C’était le plus fin morceau de tout ce qu’il mangerait jamais, que cette racine de la Beauté du Printemps. Les Beautés du Printemps poussaient en abondance autour de lui, et il continua de creuser jusqu’à ce qu’il n’eût plus faim.
Tyr fut cause d’une autre bataille entre Muskwa et Pipoonaskoos.
Vers la fin de l’après-midi, les ours adultes reposaient, côte à côte au fond d’un taillis, lorsque, sans raison apparente, Tyr ouvrit une gueule énorme et émit un rugissement sourd et continu qui rappelait celui qu’il avait poussé sur le cadavre de l’ours noir.
Iskwao leva la tête et l’imita de bon cœur.
Tous deux étaient, au demeurant, de la meilleure humeur du monde et fort satisfaits l’un de l’autre.

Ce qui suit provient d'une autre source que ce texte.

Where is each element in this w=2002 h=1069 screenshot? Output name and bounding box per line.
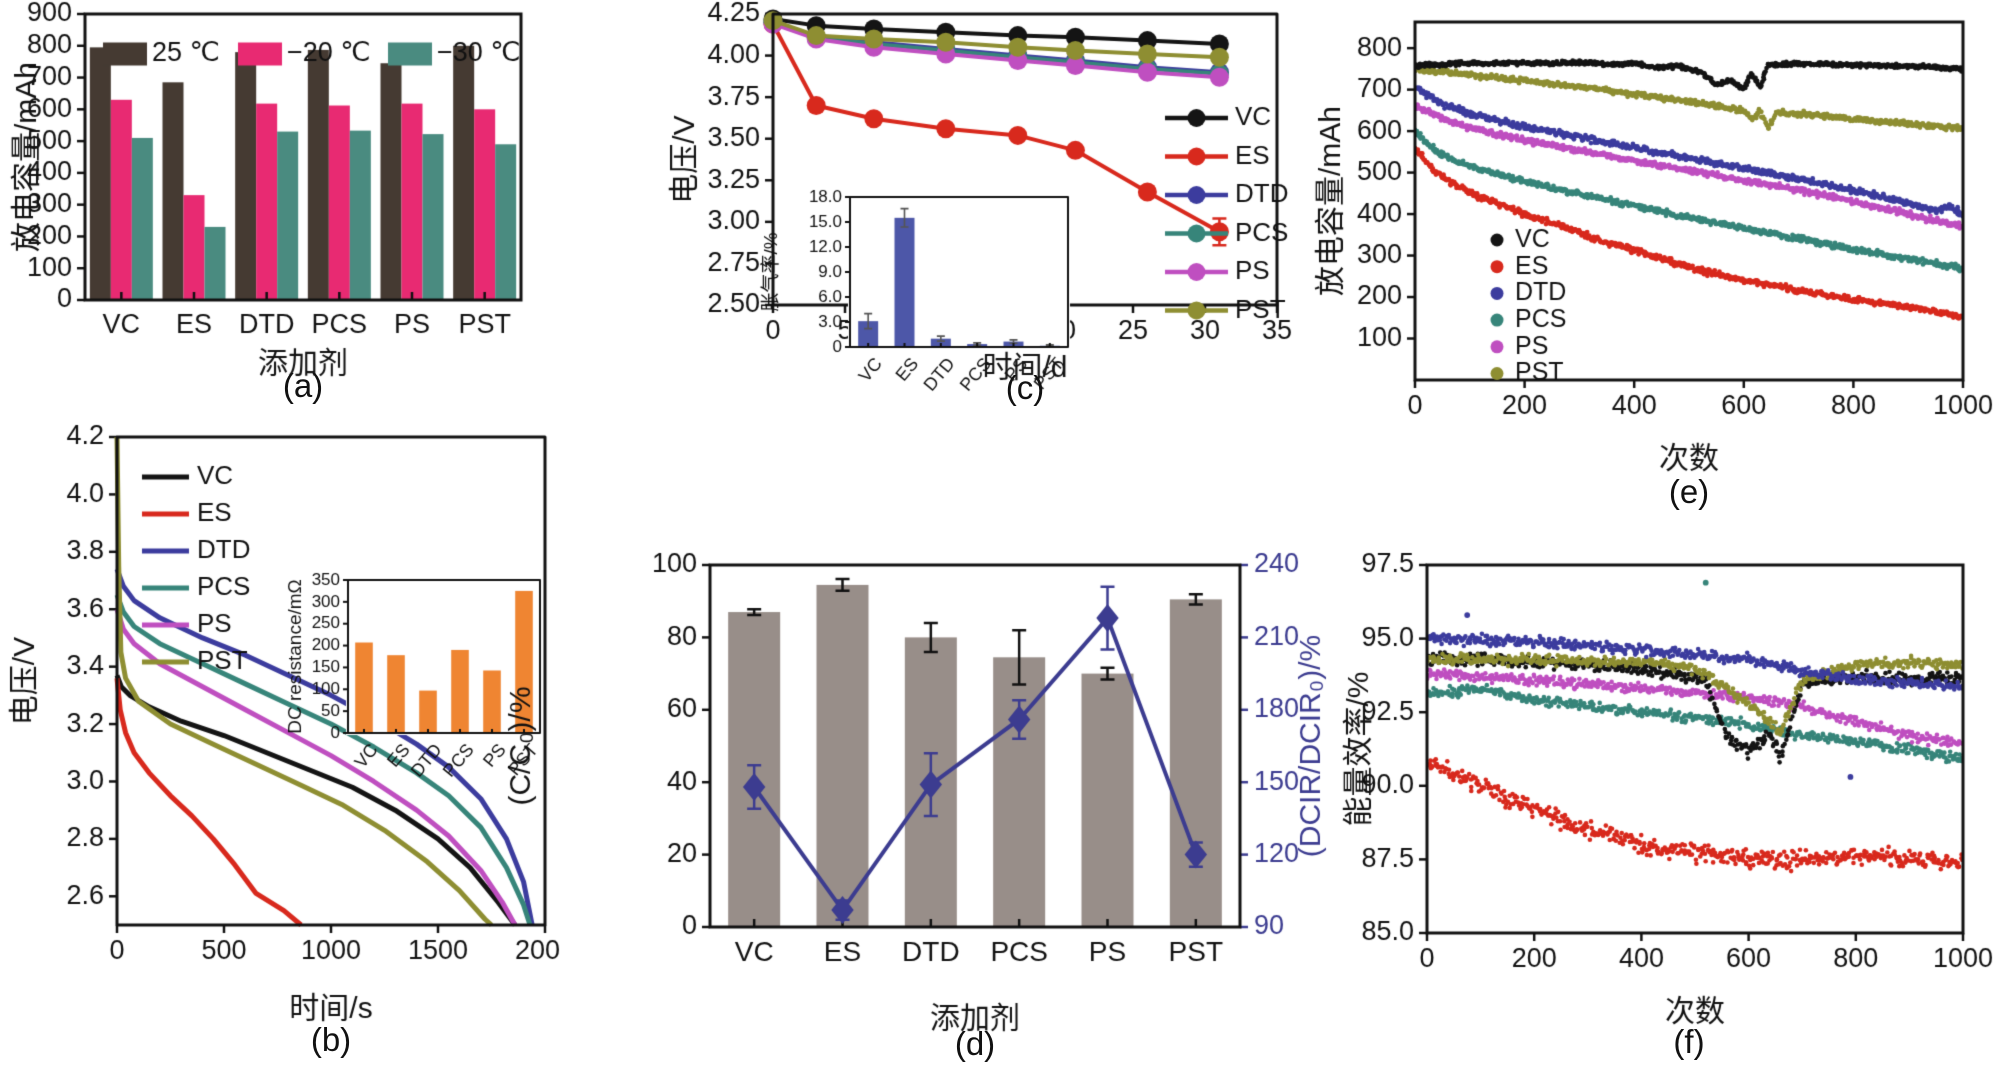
panel-e-cycle-capacity-scatter-chart xyxy=(1300,0,2002,530)
panel-a-discharge-capacity-bar-chart xyxy=(0,0,560,420)
panel-d-capacity-dcir-dual-axis-chart xyxy=(500,420,1340,1069)
panel-d-caption: (d) xyxy=(954,1025,996,1062)
panel-c-voltage-storage-line-chart xyxy=(500,0,1300,420)
panel-f-caption: (f) xyxy=(1673,1023,1705,1060)
panel-e-caption: (e) xyxy=(1668,473,1710,510)
panel-c-caption: (c) xyxy=(1005,369,1045,406)
panel-b-voltage-time-line-chart xyxy=(0,420,560,1069)
panel-f-energy-efficiency-scatter-chart xyxy=(1300,530,2002,1069)
panel-a-caption: (a) xyxy=(282,367,324,404)
panel-b-caption: (b) xyxy=(310,1021,352,1058)
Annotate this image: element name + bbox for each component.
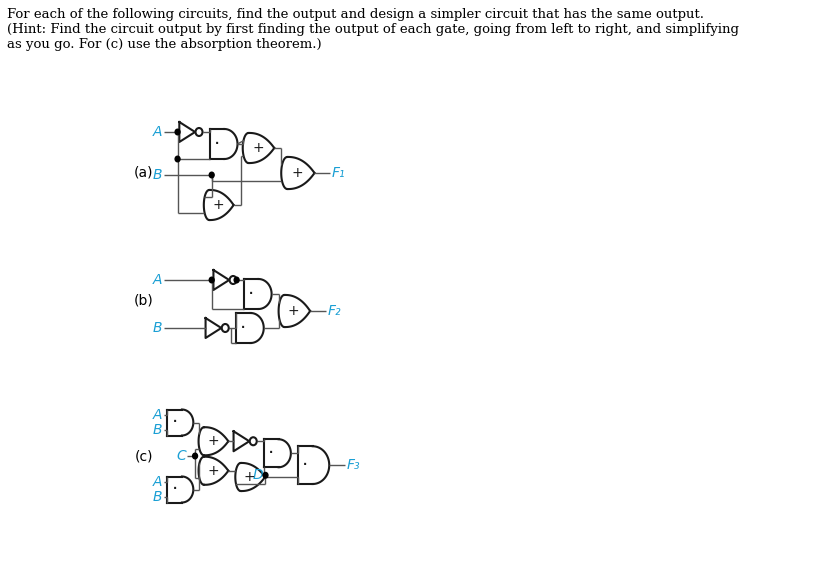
Text: +: + — [287, 304, 299, 318]
Circle shape — [250, 437, 256, 445]
Text: B: B — [152, 490, 161, 504]
Text: F₃: F₃ — [346, 458, 360, 472]
Text: ·: · — [301, 456, 308, 475]
Text: D: D — [253, 468, 264, 482]
Text: A: A — [152, 273, 161, 287]
Text: +: + — [291, 166, 303, 180]
Text: A: A — [152, 125, 161, 139]
Circle shape — [195, 128, 202, 136]
Text: ·: · — [171, 413, 178, 432]
Text: A: A — [152, 475, 161, 489]
Text: F₁: F₁ — [332, 166, 345, 180]
Circle shape — [229, 276, 237, 284]
Circle shape — [263, 472, 268, 478]
Circle shape — [209, 277, 214, 283]
Text: +: + — [251, 141, 264, 155]
Text: F₂: F₂ — [328, 304, 341, 318]
Circle shape — [234, 277, 239, 283]
Text: A: A — [152, 408, 161, 422]
Text: B: B — [152, 423, 161, 437]
Text: +: + — [243, 470, 255, 484]
Text: (c): (c) — [134, 449, 153, 463]
Text: ·: · — [171, 480, 178, 499]
Text: +: + — [206, 434, 219, 448]
Circle shape — [175, 129, 180, 135]
Text: (b): (b) — [133, 293, 153, 307]
Text: C: C — [176, 449, 186, 463]
Text: B: B — [152, 321, 161, 335]
Circle shape — [192, 453, 197, 459]
Text: ·: · — [240, 318, 246, 338]
Text: +: + — [212, 198, 224, 212]
Text: (a): (a) — [133, 166, 153, 180]
Text: ·: · — [214, 135, 219, 153]
Circle shape — [221, 324, 229, 332]
Circle shape — [175, 156, 180, 162]
Text: For each of the following circuits, find the output and design a simpler circuit: For each of the following circuits, find… — [7, 8, 738, 51]
Text: +: + — [206, 463, 219, 477]
Circle shape — [209, 172, 214, 178]
Text: B: B — [152, 168, 161, 182]
Text: ·: · — [268, 444, 274, 463]
Text: ·: · — [247, 285, 254, 304]
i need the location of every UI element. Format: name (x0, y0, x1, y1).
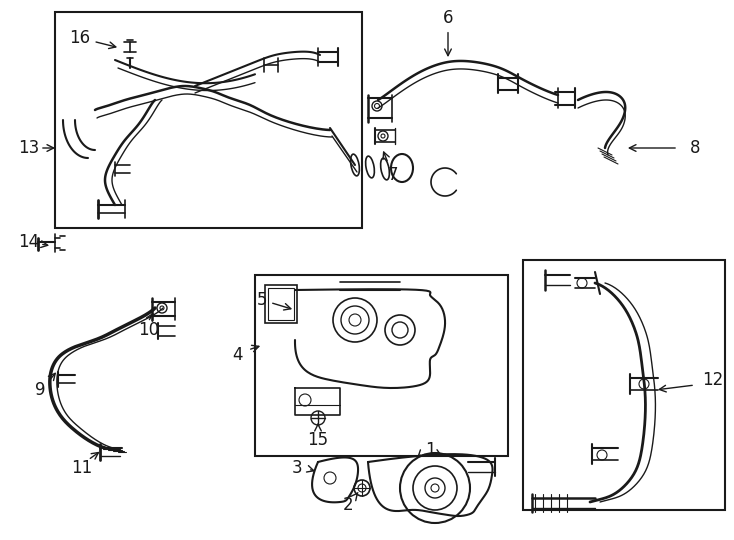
Text: 9: 9 (35, 381, 46, 399)
Text: 2: 2 (343, 492, 358, 514)
Bar (268, 288, 294, 320)
Text: 3: 3 (291, 459, 302, 477)
Text: 12: 12 (702, 371, 723, 389)
Text: 10: 10 (138, 321, 159, 339)
Text: 6: 6 (443, 9, 454, 56)
Bar (255, 275, 508, 456)
Text: 11: 11 (71, 459, 92, 477)
Bar (523, 260, 725, 510)
Text: 13: 13 (18, 139, 39, 157)
Text: 16: 16 (70, 29, 116, 49)
Text: 14: 14 (18, 233, 39, 251)
Bar (265, 285, 297, 323)
Bar (55, 12, 362, 228)
Text: 15: 15 (308, 424, 329, 449)
Text: 1: 1 (425, 441, 435, 459)
Text: 4: 4 (232, 346, 242, 364)
Text: 5: 5 (257, 291, 291, 310)
Text: 7: 7 (383, 152, 399, 184)
Text: 8: 8 (690, 139, 700, 157)
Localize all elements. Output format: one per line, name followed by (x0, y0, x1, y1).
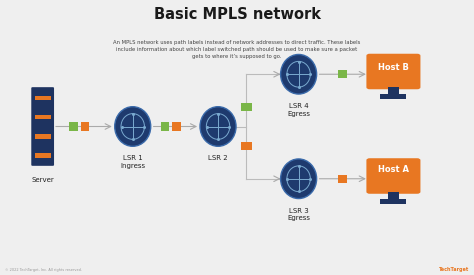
Text: LSR 3
Egress: LSR 3 Egress (287, 208, 310, 221)
FancyBboxPatch shape (161, 122, 169, 131)
Text: Server: Server (31, 177, 54, 183)
FancyBboxPatch shape (338, 175, 347, 183)
FancyBboxPatch shape (35, 96, 51, 100)
Text: TechTarget: TechTarget (439, 267, 469, 272)
Text: An MPLS network uses path labels instead of network addresses to direct traffic.: An MPLS network uses path labels instead… (113, 40, 361, 59)
FancyBboxPatch shape (172, 122, 181, 131)
FancyBboxPatch shape (380, 199, 407, 204)
Text: Basic MPLS network: Basic MPLS network (154, 7, 320, 22)
FancyBboxPatch shape (81, 122, 89, 131)
Text: © 2022 TechTarget, Inc. All rights reserved.: © 2022 TechTarget, Inc. All rights reser… (5, 268, 82, 272)
FancyBboxPatch shape (35, 115, 51, 119)
FancyBboxPatch shape (31, 87, 54, 166)
FancyBboxPatch shape (69, 122, 78, 131)
Text: LSR 1
Ingress: LSR 1 Ingress (120, 155, 146, 169)
Ellipse shape (115, 107, 151, 146)
Text: Host B: Host B (378, 63, 409, 72)
FancyBboxPatch shape (241, 103, 252, 111)
Text: LSR 2: LSR 2 (208, 155, 228, 161)
FancyBboxPatch shape (338, 70, 347, 78)
Ellipse shape (281, 54, 317, 94)
FancyBboxPatch shape (366, 54, 420, 89)
Text: LSR 4
Egress: LSR 4 Egress (287, 103, 310, 117)
FancyBboxPatch shape (366, 158, 420, 194)
FancyBboxPatch shape (35, 134, 51, 139)
FancyBboxPatch shape (388, 87, 399, 94)
FancyBboxPatch shape (380, 94, 407, 99)
FancyBboxPatch shape (241, 142, 252, 150)
Text: Host A: Host A (378, 165, 409, 174)
FancyBboxPatch shape (35, 153, 51, 158)
Ellipse shape (281, 159, 317, 199)
Ellipse shape (200, 107, 236, 146)
FancyBboxPatch shape (388, 192, 399, 199)
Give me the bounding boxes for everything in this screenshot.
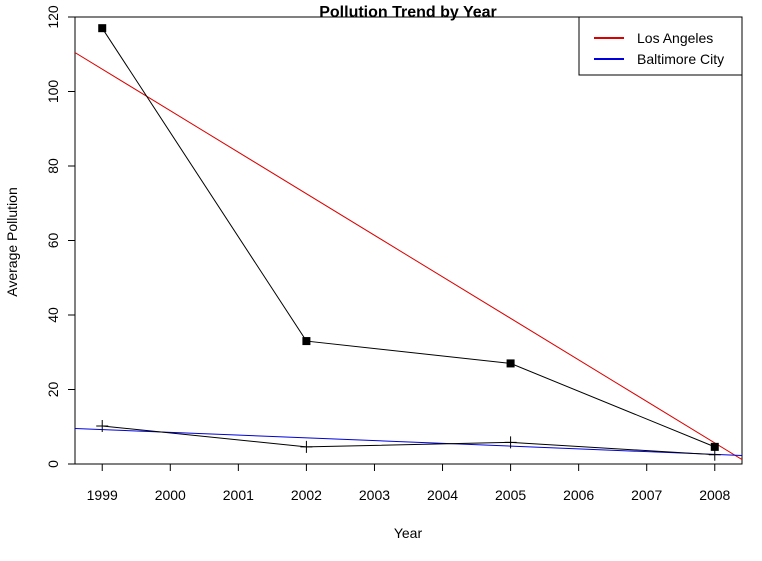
legend-label-los-angeles: Los Angeles: [637, 30, 713, 46]
y-tick-label: 60: [45, 233, 61, 249]
x-tick-label: 2005: [495, 487, 526, 503]
y-tick-label: 20: [45, 382, 61, 398]
y-axis-label: Average Pollution: [4, 187, 20, 296]
x-tick-label: 1999: [87, 487, 118, 503]
x-tick-label: 2003: [359, 487, 390, 503]
data-point-los-angeles: [98, 24, 107, 33]
x-tick-label: 2001: [223, 487, 254, 503]
x-tick-label: 2006: [563, 487, 594, 503]
x-tick-label: 2007: [631, 487, 662, 503]
x-tick-label: 2008: [699, 487, 730, 503]
y-axis: 0 20 40 60 80 100 120: [45, 5, 75, 468]
trend-line-los-angeles: [75, 51, 742, 461]
y-tick-label: 0: [45, 460, 61, 468]
legend-label-baltimore-city: Baltimore City: [637, 51, 724, 67]
series-lines: [101, 27, 715, 456]
y-tick-label: 40: [45, 307, 61, 323]
plot-frame: [74, 16, 743, 465]
series-line-baltimore-city: [102, 425, 715, 456]
x-tick-label: 2004: [427, 487, 458, 503]
series-line-los-angeles: [101, 27, 715, 448]
legend: Los Angeles Baltimore City: [578, 16, 743, 76]
legend-box: [578, 16, 743, 76]
data-point-baltimore-city: [504, 436, 517, 449]
data-point-los-angeles: [506, 359, 515, 368]
data-point-baltimore-city: [96, 420, 109, 433]
x-tick-label: 2000: [155, 487, 186, 503]
chart-title: Pollution Trend by Year: [319, 4, 497, 21]
y-tick-label: 100: [45, 80, 61, 104]
y-tick-label: 120: [45, 5, 61, 29]
data-point-baltimore-city: [300, 440, 313, 453]
data-point-los-angeles: [302, 337, 311, 346]
trend-line-baltimore-city: [75, 427, 742, 456]
y-tick-label: 80: [45, 158, 61, 174]
series-markers: [96, 24, 721, 461]
x-axis: 1999 2000 2001 2002 2003 2004 2005 2006 2007 2008: [87, 464, 731, 503]
data-point-los-angeles: [710, 442, 719, 451]
x-tick-label: 2002: [291, 487, 322, 503]
data-point-baltimore-city: [708, 448, 721, 461]
x-axis-label: Year: [394, 525, 423, 541]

On ne sait pas pourquoi les ours se livrent, après l’accouplement, à ces duos épouvantables. Eux seuls en pourraient expliquer la raison mystérieuse.
Le concert dura deux minutes, et, pendant ces deux minutes, Muskwa fut convaincu que l’heure était enfin venue où Tyr allait châtier la mère de Pipoonaskoos.
Malheureusement pour lui, ledit Pipoonaskoos se montra justement à l’issue d’un buisson. Muskwa ne lui donna pas le temps de poser de questions.
Il se rua sur lui et Pipoonaskoos s’affala comme un gros bébé. Pendant quelques minutes ils mordirent et griffèrent à qui mieux mieux. Muskwa conservait l’avantage.
Finalement, Pipoonaskoos se releva et prit la fuite.